In a world of changing family set ups there are now more single parent families than ever before. I have often been approached by a parent who has children living with them and asked where their children would live if that parent passed away. Sometimes the parent concerned has genuine reasons to be fearful of their children going to live with the other parent, particularly in cases where there has been domestic violence or other abuse.

In this country you firstly have to look at who has something called “parental responsibility” for the children. The mother will always have parental responsibility but the father will only have it if he was married to the mother or if he was not married but he was named on the child’s birth certificate and that birth was registered after 1 December 2003. Alternatively the mother might have signed a parental responsibility agreement awarding the father parental responsibility or the father might have been awarded parental responsibility by the Court.

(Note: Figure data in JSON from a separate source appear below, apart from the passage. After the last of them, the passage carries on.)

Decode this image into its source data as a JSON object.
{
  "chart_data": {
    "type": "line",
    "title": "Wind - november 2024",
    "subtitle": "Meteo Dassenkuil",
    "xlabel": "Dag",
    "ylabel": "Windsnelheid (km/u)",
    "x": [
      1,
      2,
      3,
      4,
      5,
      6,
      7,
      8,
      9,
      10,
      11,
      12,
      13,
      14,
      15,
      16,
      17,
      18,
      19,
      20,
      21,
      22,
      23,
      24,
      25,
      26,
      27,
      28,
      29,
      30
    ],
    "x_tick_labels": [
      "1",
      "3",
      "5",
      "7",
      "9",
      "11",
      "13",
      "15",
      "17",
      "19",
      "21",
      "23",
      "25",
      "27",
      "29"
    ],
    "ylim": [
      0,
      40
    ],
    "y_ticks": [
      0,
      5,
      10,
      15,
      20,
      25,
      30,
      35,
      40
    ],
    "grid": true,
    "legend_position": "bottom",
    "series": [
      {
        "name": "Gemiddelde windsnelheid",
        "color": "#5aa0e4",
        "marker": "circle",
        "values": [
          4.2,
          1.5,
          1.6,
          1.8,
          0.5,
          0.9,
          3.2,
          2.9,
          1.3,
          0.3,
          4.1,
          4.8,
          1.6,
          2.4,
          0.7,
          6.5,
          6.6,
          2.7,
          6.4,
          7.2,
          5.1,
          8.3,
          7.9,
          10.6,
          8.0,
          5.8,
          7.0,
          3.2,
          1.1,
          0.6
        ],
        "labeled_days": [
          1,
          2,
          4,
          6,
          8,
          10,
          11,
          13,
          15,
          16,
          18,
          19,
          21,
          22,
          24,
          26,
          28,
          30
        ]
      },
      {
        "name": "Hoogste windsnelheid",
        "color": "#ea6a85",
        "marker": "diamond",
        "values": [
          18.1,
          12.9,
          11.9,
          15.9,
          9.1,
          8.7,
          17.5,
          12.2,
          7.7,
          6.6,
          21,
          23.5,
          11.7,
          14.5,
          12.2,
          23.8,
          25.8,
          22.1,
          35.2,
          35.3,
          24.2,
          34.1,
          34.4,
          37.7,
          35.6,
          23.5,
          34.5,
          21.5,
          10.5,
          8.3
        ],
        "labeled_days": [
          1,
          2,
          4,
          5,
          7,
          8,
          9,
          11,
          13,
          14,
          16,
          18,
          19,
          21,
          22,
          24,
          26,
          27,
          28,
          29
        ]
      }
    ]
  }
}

In cases where both parents hold parental responsibility then upon the death of one of them guardianship of the children will pass to the surviving person with parental responsibility. In some cases this might not be considered morally appropriate, for example if the children have had nothing to do with one parent from a very young age and have no relationship with that parent and he or she has no desire to have a relationship with the children either. Alternatively, the surviving person might be a person with a long history of criminal convictions for offences involving violence or abuse and it might not be safe for them to have children living with them.

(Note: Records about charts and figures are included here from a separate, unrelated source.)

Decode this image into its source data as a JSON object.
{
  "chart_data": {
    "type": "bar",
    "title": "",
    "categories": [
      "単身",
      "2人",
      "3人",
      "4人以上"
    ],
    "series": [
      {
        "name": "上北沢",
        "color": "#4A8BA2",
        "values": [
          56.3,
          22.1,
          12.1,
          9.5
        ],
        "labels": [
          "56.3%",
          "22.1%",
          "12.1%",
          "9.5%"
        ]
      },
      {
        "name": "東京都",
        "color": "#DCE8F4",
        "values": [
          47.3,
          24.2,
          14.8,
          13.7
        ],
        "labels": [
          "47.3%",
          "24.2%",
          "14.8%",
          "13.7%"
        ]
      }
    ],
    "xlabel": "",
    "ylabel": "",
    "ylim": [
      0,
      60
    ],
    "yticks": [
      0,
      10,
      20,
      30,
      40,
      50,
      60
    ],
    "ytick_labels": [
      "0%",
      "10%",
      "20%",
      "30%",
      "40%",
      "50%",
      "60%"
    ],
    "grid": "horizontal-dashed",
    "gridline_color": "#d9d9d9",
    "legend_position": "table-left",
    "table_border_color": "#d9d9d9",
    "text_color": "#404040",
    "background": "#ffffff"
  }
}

Where one parent is worried about where the children will live should that parent pass away they should seriously consider making a Will. They can attach to that Will something known as an expression of wishes setting out details of the person or persons that they would want their children to live with in the event of their death. They can also record in writing details of why they do not consider the other parent to be a suitable carer for their children. The people who have been named as potential guardians should be made aware of the parent’s wishes.

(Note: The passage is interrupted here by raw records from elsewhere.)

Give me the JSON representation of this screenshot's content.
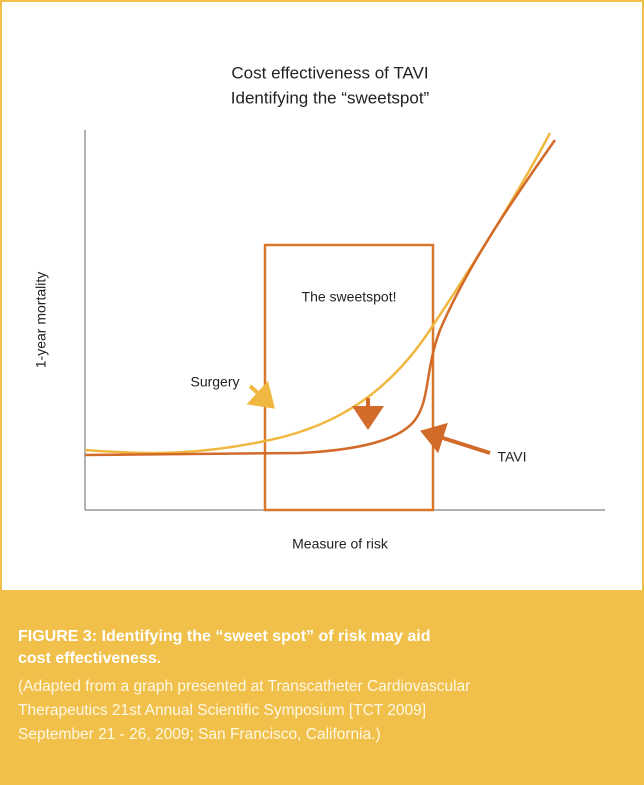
{
  "figure": {
    "title_lines": [
      "Cost effectiveness of TAVI",
      "Identifying the “sweetspot”"
    ],
    "y_axis_label": "1-year mortality",
    "x_axis_label": "Measure of risk",
    "box_label": "The sweetspot!",
    "curve_labels": [
      "Surgery",
      "TAVI"
    ]
  },
  "caption": {
    "heading_lines": [
      "FIGURE 3: Identifying the “sweet spot” of risk may aid",
      "cost effectiveness."
    ],
    "body_lines": [
      "(Adapted from a graph presented at Transcatheter Cardiovascular",
      "Therapeutics 21st Annual Scientific Symposium [TCT 2009]",
      "September 21 - 26, 2009; San Francisco, California.)"
    ]
  }
}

If a dispute were to arise following the death of one parent then the person who has been named in the Will can apply to Court for an order that the children should live with them. A decision will be made based upon what is considered to be in the children’s best interests and this is determined according to a welfare checklist used by the Court. It can never be guaranteed that the Court will make an order in favour if the person making that application but their case is likely to be stronger if they have an expression of wishes from the deceased parent as opposed to them having to merely rely on conversations that occurred before their death.